Bien que ses actions aient
permis de sauver d'innombrables vies alliées, les exploits d'Elizebeth Smith
Friedman restent cependant méconnus
Par RICH TENORIO
Le couple Friedman chez eux
en 1957? (George C. Marshal Foundation)
Alors même que les
États-Unis combattaient les puissances de l’Axe en Europe, en Afrique et en
Asie pendant la Seconde Guerre mondiale, une nouvelle menace émergea contre eux
– celle d’un réseau d’espionnage nazi opérant en Amérique du Sud.
La cellule cherchait à
mener des opérations politiques et militaires dans le but de faire basculer le
continent politiquement neutre vers les Allemands, tout en rendant compte des
mouvements de navires alliés, mettant les navires en danger de destruction par
des sous-marins allemands.
Le FBI de J. Edgar Hoover
n’avait pas de solutions face à ce réseau, contrairement à Elizebeth Smith
Friedman.
Travaillant pour la Garde
côtière sous la direction du Trésor, la décrypteuse de messages codés (dont le
mari juif américain, William Friedman, était lui-même un nom légendaire dans
l’histoire du renseignement) avait eu l’occasion de perfectionner ses
compétences en luttant contre les contrebandiers à l’époque de la prohibition –
qui, en fait, utilisaient des codes similaires à ceux utilisés par les espions
nazis.
Friedman non seulement a
réussi à découvrir les codes nazis, mais elle a permis de faire tomber le
réseau d’espionnage.
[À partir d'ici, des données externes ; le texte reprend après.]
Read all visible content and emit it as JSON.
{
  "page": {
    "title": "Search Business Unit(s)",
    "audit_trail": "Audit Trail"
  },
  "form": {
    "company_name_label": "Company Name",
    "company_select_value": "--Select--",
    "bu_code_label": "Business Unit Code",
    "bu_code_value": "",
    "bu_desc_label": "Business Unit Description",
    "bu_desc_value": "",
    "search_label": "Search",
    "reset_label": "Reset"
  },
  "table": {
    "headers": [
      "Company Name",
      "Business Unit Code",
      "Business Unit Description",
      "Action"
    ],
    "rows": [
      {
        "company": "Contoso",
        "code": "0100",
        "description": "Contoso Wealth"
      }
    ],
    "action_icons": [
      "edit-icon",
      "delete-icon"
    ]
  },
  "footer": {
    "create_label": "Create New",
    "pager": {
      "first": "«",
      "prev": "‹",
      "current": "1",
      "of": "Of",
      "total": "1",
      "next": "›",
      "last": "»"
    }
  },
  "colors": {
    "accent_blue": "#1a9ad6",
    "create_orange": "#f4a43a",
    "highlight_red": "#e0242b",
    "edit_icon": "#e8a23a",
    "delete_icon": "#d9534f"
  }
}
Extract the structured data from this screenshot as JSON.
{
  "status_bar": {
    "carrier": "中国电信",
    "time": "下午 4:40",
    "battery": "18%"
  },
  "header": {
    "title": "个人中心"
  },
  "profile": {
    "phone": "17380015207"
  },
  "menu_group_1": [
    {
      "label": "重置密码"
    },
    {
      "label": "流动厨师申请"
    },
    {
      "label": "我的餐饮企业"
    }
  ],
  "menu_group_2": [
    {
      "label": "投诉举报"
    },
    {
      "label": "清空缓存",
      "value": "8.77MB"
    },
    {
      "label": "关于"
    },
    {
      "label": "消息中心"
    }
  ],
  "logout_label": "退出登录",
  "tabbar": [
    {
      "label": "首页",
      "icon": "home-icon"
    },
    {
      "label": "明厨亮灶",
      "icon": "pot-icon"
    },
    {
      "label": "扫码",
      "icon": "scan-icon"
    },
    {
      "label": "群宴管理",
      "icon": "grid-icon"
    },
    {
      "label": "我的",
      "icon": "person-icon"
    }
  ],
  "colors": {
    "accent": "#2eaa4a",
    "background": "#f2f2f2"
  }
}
En janvier 1944, lorsque l’Argentine a rompu ses relations
avec l’Axe, les nazis en Amérique du Sud se sont retrouvés complètement isolés.
Pourtant, pendant des
décennies, cette histoire – et l’action de cette femme – est restée dans
l’oubli.
Aujourd’hui, un nouveau
livre, “The Woman Who Smashed Codes : A True Story of Love, Spies, and the
Unlikely Heroine Who Outwitted America’s Enemies” par Jason Fagone, vise à
corriger cet oubli.
Ce livre vient en
prolongement du film de 2014 “The Imitation Game” – qui évoque un autre
spécialiste du décodage, le britannique Alan Turing, contemporain de Friedman –
et du film « Hidden Figures » de cette année sur les femmes afro-américaines de
l’industrie spatiale qui ont également été ignorées par l’histoire.
« Vous faites des
recherches et consultez les sources publiques, et les femmes sont là », a
déclaré Fagone. « Elles ont toujours été là. Elles ont été oubliées de
l’histoire, parfois même carrément effacées, parce que l’histoire a été
racontée par des hommes. Elizebeth et son héroïsme pendant la Seconde Guerre
mondiale ont été étouffés par J. Edgar Hoover. Pendant tout ce temps, Hoover a
revendiqué ce qu’Elizebeth et son équipe avaient fait. »
Fagone a découvert cette
histoire il y a plusieurs années. Il faisait des recherches sur la National
Security Agency (NSA) alors qu’il faisait des reportages sur Edward Snowden,
qui a divulgué des informations de l’agence en 2013.
L’auteur a commencé à se
documenter sur William Friedman, qui, dit-il, « était considéré comme le
parrain de la NSA », et était également réputé pour avoir brisé le code Violet
japonais de la Seconde Guerre mondiale.
« J’ai remarqué que sa
femme était aussi un briseur de code », a déclaré Fagone. « Je pensais, ‘c’est
intéressant, un couple mari et femme décodeurs.’ … Cela a éveillé ma curiosité
et j’ai commencé à creuser. C’est ce genre d’histoire incroyable et inédite,
une femme au cœur de la communauté du renseignement américain, qui a commencé à
apparaître. »
Jason Fagone, auteur de «
The Woman Who Smashed Codes ». (Courtesy)
Elle est née Elizebeth
Smith de parents Quaker à Huntington dans l’Indiana, en 1892. Sa mère Sopha lui
a donné ce prénom non conventionnel.
Elle a montré un intérêt
précoce pour les codes – elle croyait que les œuvres de Shakespeare contenaient
des messages secrets. George Fabyan, un magnat de l’âge d’or de Chicago, l’a
recrutée pour essayer de trouver ces messages – l’un de ses nombreux projets.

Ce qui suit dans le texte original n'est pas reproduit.